Since its introduction, the 10mm Auto has been putting magnum power into semi-auto pistols. In recent years, it's had a bit of a resurgence in popularity.
What are seven dependable 10mm Auto pistols for hunting, defense and target shooting?
- Colt Delta Elite Rail Gun
- Glock 20
- Remington R1 Hunter
- SIG Sauer P220
- Ruger SR1911
- Republic Forge 10mm Long Slide
- Springfield Armory XD-M
My introduction to the 10mm Auto came in the fall of 2014. I wanted to try some handgun hunting, and I’m a huge fan of 1911-style pistols. But the .45 ACP just didn’t have the punch needed for deer and hog hunting — not at any sort of distance anyway. I kept reading about this 10mm Auto, though, available in 1911-type pistols and with power nearly on par with the .41 Magnum.
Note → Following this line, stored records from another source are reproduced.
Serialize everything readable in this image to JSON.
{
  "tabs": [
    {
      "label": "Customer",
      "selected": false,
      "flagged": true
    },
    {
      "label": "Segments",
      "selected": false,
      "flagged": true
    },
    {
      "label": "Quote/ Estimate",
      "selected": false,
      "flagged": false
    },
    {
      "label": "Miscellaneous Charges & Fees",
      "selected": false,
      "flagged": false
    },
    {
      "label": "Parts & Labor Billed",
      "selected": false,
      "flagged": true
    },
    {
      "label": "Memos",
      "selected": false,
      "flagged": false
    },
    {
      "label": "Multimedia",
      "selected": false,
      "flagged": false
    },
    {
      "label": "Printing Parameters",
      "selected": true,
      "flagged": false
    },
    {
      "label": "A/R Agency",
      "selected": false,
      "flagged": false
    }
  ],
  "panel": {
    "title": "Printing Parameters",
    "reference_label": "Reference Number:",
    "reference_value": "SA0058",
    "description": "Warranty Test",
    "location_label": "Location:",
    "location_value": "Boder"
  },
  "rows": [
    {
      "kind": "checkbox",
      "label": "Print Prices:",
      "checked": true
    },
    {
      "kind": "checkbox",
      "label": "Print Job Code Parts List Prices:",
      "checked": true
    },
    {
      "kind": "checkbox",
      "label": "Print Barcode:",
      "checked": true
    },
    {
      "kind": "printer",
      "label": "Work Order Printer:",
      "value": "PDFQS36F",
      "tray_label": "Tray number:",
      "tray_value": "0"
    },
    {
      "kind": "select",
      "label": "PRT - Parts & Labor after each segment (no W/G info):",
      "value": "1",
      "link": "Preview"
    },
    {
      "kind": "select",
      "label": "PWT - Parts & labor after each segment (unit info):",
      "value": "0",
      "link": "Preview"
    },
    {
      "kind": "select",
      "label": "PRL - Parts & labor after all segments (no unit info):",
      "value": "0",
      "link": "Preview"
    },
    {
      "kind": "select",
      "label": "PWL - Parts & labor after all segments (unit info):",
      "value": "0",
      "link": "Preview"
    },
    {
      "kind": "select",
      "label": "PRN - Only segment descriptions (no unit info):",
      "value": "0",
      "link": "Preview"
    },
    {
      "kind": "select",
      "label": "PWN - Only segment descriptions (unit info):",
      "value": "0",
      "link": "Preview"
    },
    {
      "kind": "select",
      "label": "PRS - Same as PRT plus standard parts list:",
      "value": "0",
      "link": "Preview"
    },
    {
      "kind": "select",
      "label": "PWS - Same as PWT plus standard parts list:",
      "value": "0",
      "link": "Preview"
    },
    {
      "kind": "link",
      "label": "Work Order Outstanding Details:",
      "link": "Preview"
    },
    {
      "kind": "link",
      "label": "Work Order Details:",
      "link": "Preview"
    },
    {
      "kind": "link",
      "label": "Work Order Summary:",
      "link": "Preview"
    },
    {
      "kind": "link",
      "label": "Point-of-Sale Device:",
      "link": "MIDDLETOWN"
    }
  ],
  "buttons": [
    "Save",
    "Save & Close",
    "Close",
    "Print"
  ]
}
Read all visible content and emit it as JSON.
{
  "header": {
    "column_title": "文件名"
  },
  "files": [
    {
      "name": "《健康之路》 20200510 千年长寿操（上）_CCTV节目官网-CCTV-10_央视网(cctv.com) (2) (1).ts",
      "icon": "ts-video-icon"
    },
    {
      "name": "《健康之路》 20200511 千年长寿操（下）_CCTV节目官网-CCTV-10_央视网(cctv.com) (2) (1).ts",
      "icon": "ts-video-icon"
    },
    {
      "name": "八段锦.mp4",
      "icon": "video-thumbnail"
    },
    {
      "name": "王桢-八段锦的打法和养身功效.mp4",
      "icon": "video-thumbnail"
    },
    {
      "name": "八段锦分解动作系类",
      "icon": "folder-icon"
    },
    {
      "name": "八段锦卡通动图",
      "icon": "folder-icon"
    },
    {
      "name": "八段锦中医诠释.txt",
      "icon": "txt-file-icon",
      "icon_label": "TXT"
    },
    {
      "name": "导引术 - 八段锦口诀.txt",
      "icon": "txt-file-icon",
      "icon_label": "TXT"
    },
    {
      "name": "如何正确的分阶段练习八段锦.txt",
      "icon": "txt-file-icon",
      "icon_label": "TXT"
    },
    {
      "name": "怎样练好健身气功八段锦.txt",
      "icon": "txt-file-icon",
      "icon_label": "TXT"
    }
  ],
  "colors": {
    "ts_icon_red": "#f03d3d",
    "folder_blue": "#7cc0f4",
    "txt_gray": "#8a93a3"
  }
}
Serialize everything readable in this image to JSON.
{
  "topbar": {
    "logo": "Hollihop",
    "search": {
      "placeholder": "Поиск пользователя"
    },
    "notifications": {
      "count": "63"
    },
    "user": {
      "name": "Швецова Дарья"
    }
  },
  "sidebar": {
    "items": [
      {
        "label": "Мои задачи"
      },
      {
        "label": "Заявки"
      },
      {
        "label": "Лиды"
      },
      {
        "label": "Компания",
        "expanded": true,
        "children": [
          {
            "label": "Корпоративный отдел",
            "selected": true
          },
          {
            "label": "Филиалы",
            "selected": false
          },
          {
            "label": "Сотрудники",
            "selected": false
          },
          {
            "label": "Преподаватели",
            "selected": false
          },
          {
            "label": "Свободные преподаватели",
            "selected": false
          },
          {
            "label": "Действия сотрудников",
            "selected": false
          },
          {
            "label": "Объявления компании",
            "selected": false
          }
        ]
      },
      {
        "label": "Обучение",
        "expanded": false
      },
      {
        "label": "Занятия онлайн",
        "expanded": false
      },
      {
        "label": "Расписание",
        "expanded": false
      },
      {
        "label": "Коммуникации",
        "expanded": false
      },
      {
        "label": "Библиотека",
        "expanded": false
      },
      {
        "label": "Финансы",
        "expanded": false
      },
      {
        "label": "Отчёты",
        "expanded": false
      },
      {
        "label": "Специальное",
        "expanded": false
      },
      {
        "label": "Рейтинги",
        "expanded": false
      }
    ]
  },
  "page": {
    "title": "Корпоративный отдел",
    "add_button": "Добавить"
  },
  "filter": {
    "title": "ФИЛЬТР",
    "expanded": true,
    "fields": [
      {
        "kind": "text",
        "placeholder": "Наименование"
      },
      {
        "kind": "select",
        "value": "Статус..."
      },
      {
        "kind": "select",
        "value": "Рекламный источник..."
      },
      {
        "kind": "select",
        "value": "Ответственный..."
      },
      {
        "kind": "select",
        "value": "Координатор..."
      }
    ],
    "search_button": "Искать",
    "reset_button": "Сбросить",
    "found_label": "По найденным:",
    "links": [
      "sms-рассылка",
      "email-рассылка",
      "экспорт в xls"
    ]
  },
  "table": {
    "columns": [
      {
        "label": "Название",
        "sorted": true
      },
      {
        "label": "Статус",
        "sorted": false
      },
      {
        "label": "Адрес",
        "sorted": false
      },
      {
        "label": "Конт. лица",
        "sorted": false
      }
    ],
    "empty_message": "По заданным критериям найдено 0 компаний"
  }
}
My first 10mm was a PARA Elite LS Hunter with a 6-inch barrel, and I used it on a couple of deer hunts that fall. Unsuccessfully. Anytime I went afield with the PARA, I either saw no deer or they were 200 yards away. But in the spring of 2015 I took the PARA to Texas in search of feral hogs. Seven hogs later, I was hooked.
So, yes, I am a relative newbie to the 10mm Auto, but so is nearly everyone else. That said, if you require THE EXPERT’s wisdom — on this or any other topic — just post a question or a statement on a gun forum or Facebook. He’ll find you and inform you.
But during the past 3 years, I’ve had the good fortune to shoot more than 15 different models of 10mm pistols, reviewing several of them for publications. I’ve fired a couple thousand rounds of 10mm Auto in that time, using a dozen brands of ammunition, on the range and afield — the latter while taking wild hogs and deer.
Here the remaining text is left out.